Appalachian gas markets remain strong, despite continuing Texas Eastern outage

Highlights

Dominion South up 9 cents to $1.37/MMBtu

Appalachian Basin production averages 32.4 Bcf/d

Outage expected to continue through late May

New York — Spot gas prices in Appalachia and the US Northeast edged higher Monday, despite an ongoing outage on Texas Eastern Transmission that will likely continue pushing back on regional supply through late May.

In midday cash trading, Appalachia's benchmark supply hub, Dominion South, jumped 9 cents, rising to $1.40/MMBtu. At the nearby Texas Eastern M2 location, prices climbed 10 cents to $1.37/MMBtu.

At downstream locations including Texas Eastern M3, Transco Zone 6 NY and Algonquin city-gates, cash markets were up roughly 20 cents Monday as below-average temperatures stoked regional heating demand.

In a critical notice Friday, Texas Eastern said it anticipates continued north-to-south flow restrictions through its Owingsville compressor station in Kentucky over the next two to three weeks as it conducts line inspections near the site of a pipeline explosion that occurred May 4.

While just one of three lines that comprise its 30-inch diameter pipeline system in the area was damaged, gas transmissions on Texas Eastern have remained at zero following the explosion as the operator works with the National Transportation Safety Board and the Pipeline & Hazardous Materials Safety Administration to evaluate options for restoring at least partial capacity through the affected segment.

PRODUCTION, FLOWS

In the days since the explosion on Texas Eastern, below-average temperatures and elevated heating demand across the Eastern Seaboard have offered an outlet for Appalachian gas production that otherwise would have likely faced downward pressure.

Over the past week, Appalachian Basin producers have churned out an average 32.4 Bcf/d, with output up roughly 100 MMcf/d compared with levels in the month prior to the pipeline explosion.
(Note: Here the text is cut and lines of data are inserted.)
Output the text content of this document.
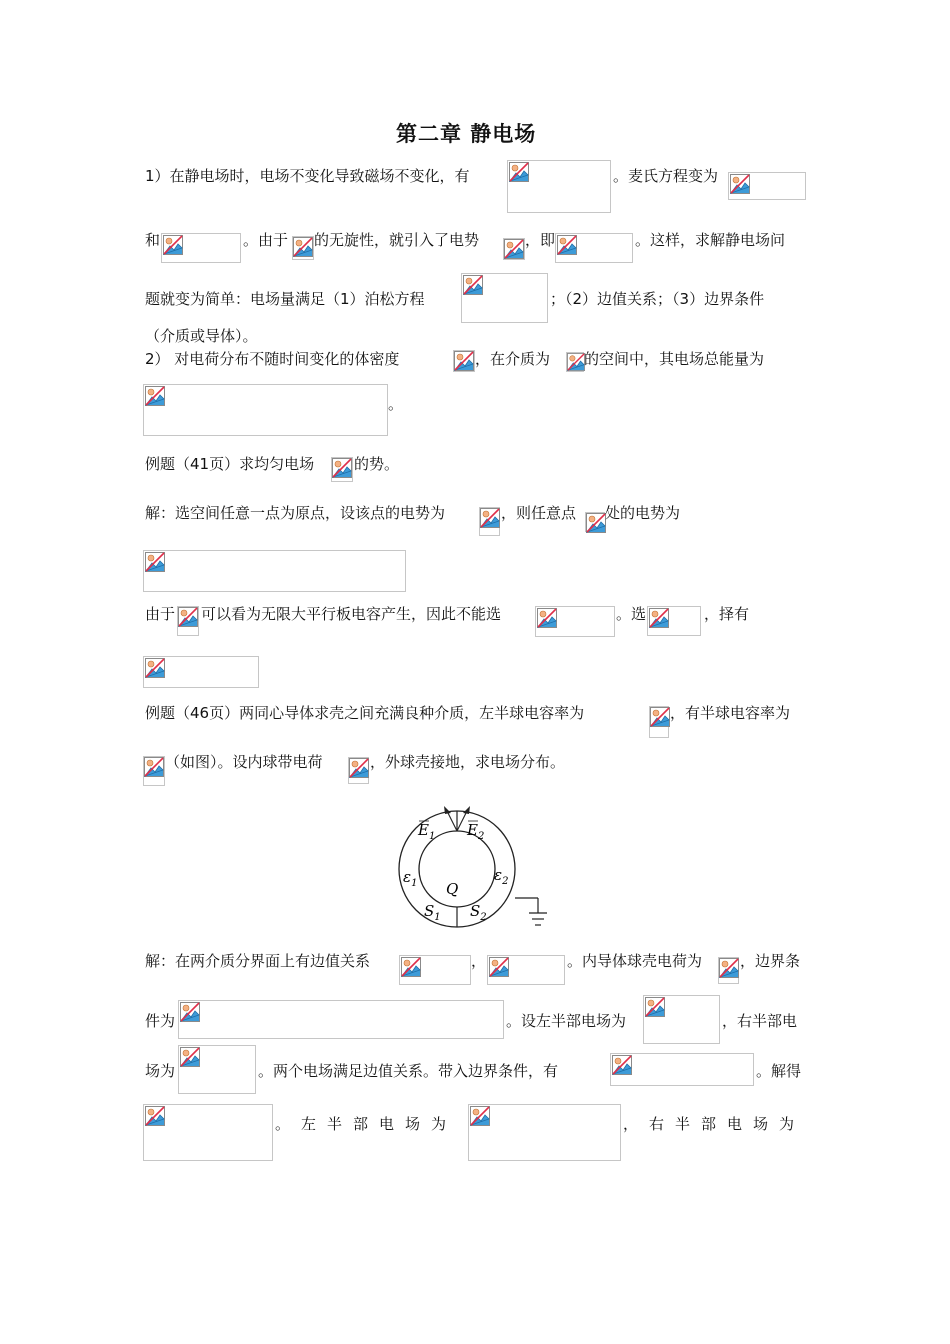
第二章 静电场
1）在静电场时，电场不变化导致磁场不变化，有	。麦氏方程变为
和	。由于 的无旋性，就引入了电势	，即	。这样，求解静电场问
题就变为简单：电场量满足（1）泊松方程	；（2）边值关系；（3）边界条件
（介质或导体）。
2） 对电荷分布不随时间变化的体密度	，在介质为 的空间中，其电场总能量为
。
例题（41页）求均匀电场	的势。
解：选空间任意一点为原点，设该点的电势为	，则任意点 处的电势为
由于 可以看为无限大平行板电容产生，因此不能选	。选	，择有
例题（46页）两同心导体求壳之间充满良种介质，左半球电容率为	，有半球电容率为
（如图）。设内球带电荷	，外球壳接地，求电场分布。
$E_1$ $E_2$
$\varepsilon_1$	$\varepsilon_2$
Q
$S_1$ $S_2$
解：在两介质分界面上有边值关系	，	。内导体球壳电荷为	，边界条
件为	。设左半部电场为	，右半部电
场为	。两个电场满足边值关系。带入边界条件，有	。解得
。左半部电场为	，右半部电场为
As producers reroute upstream supply, production receipts on Texas Eastern have fallen about 210 MMcf/d since the outage, with smaller declines on Rover Pipeline and Tennessee Gas Pipeline. A simultaneous uptick in receipts has has been reported on Columbia Gas Transmission – up about 300 MMcf/d – along with smaller increases on Rockies Express Pipeline, Nexus Gas Transmission, Equitrans and Dominion Transmission, S&P Global Platts Analytics data shows.

While the Texas Eastern outage in Kentucky has lowered Appalachian gas transmission to markets in the Southeast and the Gulf Coast by an estimated 460 MMcf/d in total since the outage began, flows to neighboring markets in the US Midwest have witnessed a simultaneous and nearly equivalent jump.

PRIOR INCIDENT

Last summer, similar explosion-related outage on Texas Eastern occurred on August 1 at a location just downstream of the May 4 incident, cutting southbound capacity on the pipeline to zero until August 26.

The previously ruptured segment was already operating at reduced capacity this month due to still-ongoing pressure reductions from the prior explosion.

Last August, limited optionality to flow gas south on alternate pipelines saw many shippers move Appalachian production westbound into the Midwest – similar to the shift in regional flow balances seen over the past week.

Since last August, though, much of the previously available westbound capacity has filled, potentially limiting shippers' optionality into Midwest markets – a circumstance that could become more prevalent in the days ahead as milder, shoulder-season temperatures limit Northeast region's demand for Appalachian gas.